The country has a lengthy list of business magnates and politicians, many of whom are also involved in some form of economic trade owning airlines, media channels and sugar mills. It is a deep hope that the Bali Process membership is used as a means to improve the outlook for the country’s labour class.
Much of Pakistan’s economy thrives on major business conglomerates owned by wealthy dynastic families (often a reason for cousin marriages, also). However, their companies only thrive because there is a willing labour class ready to work long hours in deplorable conditions, dangerous heat, and for peanuts just to be able to feed a few morsels to their families at dinner, somewhat reflective of the carrot-and-stick model, though inherently inhumane.
There is a need to update and implement existing laws. While the Constitution prohibits bonded labour, human trafficking and slavery, legal enforcement is nonexistent.
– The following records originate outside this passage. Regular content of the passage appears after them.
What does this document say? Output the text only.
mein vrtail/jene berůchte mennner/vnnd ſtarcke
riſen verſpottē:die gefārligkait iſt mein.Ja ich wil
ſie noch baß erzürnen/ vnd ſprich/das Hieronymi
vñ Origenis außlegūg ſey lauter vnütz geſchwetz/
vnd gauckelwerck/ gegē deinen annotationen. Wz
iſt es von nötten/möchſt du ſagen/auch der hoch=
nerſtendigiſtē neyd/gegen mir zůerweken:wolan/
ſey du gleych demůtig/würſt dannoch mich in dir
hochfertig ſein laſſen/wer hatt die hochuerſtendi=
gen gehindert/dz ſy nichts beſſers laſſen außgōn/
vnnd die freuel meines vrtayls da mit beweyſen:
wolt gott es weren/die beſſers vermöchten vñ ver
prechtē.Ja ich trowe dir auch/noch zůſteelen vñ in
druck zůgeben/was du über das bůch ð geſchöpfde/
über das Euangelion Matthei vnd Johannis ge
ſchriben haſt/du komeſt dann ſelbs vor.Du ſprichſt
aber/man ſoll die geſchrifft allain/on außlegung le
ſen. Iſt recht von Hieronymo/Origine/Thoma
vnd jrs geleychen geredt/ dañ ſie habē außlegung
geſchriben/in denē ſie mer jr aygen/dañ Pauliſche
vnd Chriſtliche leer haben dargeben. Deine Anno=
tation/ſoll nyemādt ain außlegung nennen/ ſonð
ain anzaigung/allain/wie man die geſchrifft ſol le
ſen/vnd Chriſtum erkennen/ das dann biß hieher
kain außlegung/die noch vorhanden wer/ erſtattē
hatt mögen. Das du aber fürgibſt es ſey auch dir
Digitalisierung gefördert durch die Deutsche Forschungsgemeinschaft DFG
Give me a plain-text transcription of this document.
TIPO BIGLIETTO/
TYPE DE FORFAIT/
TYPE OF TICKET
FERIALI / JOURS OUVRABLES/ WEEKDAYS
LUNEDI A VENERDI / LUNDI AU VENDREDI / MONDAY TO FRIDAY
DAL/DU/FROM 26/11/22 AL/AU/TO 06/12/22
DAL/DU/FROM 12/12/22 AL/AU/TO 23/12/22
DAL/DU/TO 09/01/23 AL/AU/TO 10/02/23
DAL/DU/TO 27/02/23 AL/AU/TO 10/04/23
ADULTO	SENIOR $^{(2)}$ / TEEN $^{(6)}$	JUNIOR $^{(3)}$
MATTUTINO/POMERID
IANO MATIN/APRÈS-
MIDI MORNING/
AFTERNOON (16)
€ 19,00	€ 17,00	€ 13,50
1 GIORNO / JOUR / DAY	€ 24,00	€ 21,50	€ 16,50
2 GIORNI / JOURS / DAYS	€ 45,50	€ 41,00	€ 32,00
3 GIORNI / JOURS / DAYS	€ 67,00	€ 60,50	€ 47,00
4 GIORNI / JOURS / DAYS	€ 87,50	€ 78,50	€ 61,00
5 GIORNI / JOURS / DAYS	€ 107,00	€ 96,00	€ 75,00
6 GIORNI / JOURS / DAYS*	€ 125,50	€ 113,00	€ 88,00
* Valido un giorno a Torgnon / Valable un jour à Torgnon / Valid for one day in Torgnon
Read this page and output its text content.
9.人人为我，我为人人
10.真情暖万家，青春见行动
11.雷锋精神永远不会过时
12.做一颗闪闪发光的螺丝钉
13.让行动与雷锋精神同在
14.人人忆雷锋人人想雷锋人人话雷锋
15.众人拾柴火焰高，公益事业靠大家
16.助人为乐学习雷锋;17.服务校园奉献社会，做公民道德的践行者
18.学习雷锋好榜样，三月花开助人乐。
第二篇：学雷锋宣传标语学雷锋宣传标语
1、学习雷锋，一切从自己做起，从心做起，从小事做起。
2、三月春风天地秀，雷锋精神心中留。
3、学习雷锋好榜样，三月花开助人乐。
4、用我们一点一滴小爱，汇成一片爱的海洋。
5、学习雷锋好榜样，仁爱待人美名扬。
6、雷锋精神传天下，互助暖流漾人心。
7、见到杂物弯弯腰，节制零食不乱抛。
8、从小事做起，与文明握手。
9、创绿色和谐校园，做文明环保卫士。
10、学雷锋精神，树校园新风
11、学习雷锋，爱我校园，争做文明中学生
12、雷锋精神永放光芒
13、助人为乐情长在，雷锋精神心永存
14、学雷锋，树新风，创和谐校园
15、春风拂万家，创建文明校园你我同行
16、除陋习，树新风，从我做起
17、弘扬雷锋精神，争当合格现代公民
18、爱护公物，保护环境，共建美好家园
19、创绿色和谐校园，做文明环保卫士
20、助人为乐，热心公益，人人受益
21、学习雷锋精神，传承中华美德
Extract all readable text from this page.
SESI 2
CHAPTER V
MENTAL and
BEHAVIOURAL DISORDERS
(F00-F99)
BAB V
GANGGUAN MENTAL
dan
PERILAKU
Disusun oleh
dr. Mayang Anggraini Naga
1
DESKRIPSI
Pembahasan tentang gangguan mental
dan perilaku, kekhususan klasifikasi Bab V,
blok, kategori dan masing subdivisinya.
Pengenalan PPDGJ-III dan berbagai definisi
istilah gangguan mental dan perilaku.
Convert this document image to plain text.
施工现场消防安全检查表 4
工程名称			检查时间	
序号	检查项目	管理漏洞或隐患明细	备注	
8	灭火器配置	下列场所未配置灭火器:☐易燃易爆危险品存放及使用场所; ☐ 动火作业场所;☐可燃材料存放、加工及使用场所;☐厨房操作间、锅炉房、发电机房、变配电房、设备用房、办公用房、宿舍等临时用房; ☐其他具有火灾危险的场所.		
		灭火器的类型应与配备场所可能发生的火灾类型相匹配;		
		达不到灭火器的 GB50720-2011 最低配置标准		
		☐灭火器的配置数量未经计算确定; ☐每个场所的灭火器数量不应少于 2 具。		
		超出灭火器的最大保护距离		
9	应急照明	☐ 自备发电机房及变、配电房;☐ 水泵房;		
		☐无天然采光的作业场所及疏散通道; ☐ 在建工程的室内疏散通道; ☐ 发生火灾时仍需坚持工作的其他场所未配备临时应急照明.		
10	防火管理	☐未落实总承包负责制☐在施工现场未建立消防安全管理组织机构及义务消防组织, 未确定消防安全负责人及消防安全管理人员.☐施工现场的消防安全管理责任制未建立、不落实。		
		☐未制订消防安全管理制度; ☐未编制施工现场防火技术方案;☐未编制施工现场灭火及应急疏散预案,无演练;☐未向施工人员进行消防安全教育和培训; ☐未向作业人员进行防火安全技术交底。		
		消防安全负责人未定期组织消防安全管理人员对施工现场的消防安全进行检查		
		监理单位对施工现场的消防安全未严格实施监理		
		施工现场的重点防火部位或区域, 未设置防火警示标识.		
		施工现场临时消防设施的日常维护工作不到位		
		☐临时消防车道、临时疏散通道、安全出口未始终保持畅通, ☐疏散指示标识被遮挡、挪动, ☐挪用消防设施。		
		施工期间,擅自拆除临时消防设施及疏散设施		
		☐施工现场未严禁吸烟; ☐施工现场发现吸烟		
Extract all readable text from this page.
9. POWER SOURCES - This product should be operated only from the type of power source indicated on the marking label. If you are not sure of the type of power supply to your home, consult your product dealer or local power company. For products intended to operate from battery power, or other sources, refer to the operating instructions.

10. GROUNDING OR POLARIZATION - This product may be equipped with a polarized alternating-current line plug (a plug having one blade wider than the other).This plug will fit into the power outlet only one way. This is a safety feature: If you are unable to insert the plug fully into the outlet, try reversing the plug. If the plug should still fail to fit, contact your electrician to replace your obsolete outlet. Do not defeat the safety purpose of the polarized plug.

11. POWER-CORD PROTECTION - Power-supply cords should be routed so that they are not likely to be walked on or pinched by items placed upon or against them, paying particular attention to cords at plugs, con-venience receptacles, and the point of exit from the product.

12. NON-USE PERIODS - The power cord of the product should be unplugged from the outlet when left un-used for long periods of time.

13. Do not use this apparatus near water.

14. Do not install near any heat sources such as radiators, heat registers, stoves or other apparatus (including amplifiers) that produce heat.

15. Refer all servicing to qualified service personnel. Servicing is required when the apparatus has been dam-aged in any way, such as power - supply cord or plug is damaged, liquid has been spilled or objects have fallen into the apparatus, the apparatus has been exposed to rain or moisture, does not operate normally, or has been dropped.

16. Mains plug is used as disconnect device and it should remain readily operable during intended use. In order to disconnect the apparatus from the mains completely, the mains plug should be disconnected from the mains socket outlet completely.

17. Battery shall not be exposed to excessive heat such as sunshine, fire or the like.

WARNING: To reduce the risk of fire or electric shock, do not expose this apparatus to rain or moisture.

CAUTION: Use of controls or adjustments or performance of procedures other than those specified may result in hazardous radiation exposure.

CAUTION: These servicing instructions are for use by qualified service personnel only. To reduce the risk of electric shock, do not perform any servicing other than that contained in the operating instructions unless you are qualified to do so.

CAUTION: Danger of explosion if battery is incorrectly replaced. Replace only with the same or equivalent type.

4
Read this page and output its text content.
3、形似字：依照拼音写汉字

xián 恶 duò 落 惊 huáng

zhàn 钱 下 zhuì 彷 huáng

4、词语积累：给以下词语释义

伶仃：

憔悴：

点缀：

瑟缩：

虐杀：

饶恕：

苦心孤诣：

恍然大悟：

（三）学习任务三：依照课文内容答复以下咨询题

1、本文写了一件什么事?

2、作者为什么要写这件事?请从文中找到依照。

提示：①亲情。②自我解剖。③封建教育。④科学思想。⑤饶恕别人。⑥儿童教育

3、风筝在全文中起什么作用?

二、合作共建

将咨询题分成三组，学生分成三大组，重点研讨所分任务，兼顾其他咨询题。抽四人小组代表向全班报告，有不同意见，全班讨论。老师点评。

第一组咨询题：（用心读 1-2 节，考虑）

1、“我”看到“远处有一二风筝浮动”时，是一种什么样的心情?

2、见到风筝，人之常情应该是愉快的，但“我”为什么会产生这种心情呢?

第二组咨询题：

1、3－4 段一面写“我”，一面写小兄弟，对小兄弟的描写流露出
There has been ample effort by the labour class to ask for their due rights and to be treated with dignity, but it is for the state to promote the welfare of the impoverished. The legacies of Iqbal Masih and others like him must not be forgotten. Our leaders’ conscience upon seeing pre-adolescent children and pregnant women drudging their feet from car to car in desperate efforts to earn a few rupees by selling colouring books or wiping windshields must induce some action to end the plight of labourers. Now is a good time to provide them some relief.
Published in The Express Tribune, August 28th, 2017.